Il primo cittadino settempedano, Rosa Piermattei è ottimista: «Ho visto persone con molta voglia di ricostruire e di andare avanti, mi sento forte della loro presenza e mi batterò ovunque perché non si possono lasciare morire queste nostre zone».

La grande sala che ospiterà gli incontri con gli iscritti e le visite delle delegazioni ufficiali è stata intitolata al commendator Folco Bellabarba, indimenticabile presidente della Confartigianato locale e provinciale e per molti anni figura di spicco del direttivo nazionale dell’associazione.
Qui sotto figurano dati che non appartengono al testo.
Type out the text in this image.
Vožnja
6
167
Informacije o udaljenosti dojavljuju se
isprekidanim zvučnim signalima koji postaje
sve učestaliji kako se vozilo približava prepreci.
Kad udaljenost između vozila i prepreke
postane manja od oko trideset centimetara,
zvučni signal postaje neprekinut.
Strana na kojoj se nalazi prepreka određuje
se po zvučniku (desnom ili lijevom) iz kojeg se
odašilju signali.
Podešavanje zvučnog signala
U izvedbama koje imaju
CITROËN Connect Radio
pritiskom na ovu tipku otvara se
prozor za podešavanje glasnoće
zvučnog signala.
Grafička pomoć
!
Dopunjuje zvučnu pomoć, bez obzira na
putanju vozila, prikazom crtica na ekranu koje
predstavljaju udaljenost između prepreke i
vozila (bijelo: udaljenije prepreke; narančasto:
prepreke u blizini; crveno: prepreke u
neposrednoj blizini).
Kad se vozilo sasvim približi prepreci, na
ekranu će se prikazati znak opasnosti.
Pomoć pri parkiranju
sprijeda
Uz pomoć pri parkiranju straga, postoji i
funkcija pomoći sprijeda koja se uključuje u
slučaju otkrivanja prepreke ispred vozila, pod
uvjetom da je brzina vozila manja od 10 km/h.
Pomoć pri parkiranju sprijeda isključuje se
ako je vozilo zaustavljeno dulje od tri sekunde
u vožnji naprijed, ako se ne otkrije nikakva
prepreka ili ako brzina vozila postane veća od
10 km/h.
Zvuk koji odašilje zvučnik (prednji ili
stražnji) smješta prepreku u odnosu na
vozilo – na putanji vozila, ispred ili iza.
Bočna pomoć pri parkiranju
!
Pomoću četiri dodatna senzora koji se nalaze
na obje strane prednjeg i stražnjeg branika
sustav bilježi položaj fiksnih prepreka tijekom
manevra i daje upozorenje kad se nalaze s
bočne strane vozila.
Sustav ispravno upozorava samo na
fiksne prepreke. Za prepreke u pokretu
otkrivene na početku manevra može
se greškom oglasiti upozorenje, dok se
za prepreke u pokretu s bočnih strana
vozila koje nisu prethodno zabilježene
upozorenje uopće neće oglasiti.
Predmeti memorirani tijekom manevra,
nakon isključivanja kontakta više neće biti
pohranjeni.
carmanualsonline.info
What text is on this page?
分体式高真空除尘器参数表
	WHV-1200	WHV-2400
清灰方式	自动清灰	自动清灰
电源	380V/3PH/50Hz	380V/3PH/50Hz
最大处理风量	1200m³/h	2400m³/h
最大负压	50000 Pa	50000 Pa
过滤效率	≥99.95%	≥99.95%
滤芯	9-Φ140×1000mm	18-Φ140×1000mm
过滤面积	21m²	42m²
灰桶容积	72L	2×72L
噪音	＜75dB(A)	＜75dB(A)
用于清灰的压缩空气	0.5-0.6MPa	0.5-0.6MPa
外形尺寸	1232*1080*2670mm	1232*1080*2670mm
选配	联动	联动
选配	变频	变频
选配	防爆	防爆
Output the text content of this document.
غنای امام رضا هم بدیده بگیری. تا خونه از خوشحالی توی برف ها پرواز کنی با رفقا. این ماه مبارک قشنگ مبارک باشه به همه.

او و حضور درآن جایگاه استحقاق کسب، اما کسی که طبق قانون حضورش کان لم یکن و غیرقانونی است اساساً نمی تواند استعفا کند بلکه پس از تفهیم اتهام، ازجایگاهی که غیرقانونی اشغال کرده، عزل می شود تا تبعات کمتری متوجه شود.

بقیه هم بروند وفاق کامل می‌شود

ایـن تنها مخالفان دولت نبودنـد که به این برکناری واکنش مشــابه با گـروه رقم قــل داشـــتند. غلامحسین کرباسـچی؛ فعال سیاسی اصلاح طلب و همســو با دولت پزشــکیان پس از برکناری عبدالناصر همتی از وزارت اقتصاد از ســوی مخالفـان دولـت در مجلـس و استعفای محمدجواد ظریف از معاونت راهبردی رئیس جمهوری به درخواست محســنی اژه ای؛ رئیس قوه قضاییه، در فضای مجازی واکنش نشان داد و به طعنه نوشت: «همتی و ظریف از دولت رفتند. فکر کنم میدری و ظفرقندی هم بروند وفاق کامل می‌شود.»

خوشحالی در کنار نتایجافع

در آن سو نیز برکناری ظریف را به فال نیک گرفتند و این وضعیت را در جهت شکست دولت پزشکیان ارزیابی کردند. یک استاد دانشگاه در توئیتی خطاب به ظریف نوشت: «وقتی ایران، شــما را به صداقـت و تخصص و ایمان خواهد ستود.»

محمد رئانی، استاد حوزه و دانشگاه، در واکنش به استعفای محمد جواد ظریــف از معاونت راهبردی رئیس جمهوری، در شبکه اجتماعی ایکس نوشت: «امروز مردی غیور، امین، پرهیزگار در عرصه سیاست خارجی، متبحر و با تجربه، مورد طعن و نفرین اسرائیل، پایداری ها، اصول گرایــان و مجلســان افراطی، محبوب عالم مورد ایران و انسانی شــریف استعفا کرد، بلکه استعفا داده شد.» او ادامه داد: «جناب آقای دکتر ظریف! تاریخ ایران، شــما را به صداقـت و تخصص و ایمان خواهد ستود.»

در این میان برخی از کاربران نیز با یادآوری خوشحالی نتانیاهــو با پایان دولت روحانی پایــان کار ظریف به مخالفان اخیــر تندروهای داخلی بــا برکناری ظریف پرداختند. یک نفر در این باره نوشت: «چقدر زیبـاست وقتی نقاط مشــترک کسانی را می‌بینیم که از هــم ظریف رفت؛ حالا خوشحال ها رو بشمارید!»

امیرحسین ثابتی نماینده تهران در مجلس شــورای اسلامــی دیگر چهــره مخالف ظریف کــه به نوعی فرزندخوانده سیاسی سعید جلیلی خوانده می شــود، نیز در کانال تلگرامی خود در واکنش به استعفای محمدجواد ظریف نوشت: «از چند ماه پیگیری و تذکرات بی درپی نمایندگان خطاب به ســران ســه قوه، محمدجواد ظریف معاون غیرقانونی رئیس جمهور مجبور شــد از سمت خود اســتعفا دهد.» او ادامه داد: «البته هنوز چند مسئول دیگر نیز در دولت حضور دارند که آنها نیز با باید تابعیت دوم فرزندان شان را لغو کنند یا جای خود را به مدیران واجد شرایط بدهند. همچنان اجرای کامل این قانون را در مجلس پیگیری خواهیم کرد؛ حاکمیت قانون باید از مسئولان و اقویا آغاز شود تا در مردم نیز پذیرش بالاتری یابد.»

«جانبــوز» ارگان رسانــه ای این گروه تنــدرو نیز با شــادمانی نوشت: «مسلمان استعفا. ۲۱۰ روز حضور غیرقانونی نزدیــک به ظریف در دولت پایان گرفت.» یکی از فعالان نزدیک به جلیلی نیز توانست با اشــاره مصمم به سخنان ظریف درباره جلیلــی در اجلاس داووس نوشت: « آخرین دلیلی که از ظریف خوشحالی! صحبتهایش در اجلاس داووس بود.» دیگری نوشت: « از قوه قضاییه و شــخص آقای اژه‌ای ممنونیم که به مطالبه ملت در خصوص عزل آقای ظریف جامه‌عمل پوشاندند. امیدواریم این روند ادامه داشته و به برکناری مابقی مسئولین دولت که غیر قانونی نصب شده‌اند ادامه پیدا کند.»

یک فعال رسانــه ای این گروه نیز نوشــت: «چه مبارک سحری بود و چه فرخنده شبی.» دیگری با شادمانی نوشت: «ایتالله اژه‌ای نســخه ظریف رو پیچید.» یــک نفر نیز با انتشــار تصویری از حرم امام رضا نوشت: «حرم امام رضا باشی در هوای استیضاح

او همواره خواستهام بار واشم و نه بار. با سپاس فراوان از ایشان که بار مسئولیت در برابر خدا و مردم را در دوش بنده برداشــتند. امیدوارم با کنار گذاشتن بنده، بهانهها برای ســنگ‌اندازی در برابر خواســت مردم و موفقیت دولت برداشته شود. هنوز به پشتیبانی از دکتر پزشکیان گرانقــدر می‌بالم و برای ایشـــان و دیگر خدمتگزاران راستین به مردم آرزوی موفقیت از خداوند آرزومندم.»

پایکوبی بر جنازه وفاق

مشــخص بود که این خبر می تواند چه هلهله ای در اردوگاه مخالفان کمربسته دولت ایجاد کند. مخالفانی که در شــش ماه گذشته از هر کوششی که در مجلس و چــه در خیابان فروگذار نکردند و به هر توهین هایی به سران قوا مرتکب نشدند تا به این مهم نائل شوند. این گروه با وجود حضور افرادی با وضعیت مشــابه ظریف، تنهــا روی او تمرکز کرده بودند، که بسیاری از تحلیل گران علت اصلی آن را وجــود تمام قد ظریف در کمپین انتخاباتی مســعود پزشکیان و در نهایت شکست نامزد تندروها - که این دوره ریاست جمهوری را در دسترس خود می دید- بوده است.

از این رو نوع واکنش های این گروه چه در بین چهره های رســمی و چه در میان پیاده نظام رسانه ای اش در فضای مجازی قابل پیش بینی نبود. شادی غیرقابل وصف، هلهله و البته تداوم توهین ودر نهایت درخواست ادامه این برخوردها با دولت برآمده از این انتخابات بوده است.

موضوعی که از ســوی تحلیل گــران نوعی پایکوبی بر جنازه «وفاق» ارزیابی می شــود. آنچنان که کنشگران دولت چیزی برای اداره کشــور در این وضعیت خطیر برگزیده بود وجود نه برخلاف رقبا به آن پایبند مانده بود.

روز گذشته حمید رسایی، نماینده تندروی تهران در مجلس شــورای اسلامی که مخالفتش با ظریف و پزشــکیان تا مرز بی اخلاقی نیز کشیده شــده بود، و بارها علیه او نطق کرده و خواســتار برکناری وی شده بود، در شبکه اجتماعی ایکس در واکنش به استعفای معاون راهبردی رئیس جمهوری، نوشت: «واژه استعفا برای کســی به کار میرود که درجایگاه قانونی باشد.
A scoprire la targa ricordo, in cui si è voluta sottolineare la sua capacità di “aver saputo rappresentare e tutelare con umanità e tenacia gli interessi dell’artigianato e della piccola impresa”, è stata la figlia, Donella Bellabarba, che ha poi guidato una visita alla mostra “Amare un’ombra” allestita nelle nuove sale della pinacoteca civica “P. Tacchi Venturi” e dedicata ai cinquant’anni dalla pubblicazione degli “Xenia” di Eugenio Montale da parte della storica tipolitografia di famiglia.

«È mancata la risposta della politica, il terremoto ha causato un danno terribile noi ce la stiamo mettendo tutta ma così non riusciamo ad andare avanti» ha sottolineato da ultimo nel corso degli interventi della cerimonia inaugurativa il presidente provinciale di Confartigianato, Renzo Leonori, prima di lasciare spazio per un saluto al segretario Giuliano Bianchi.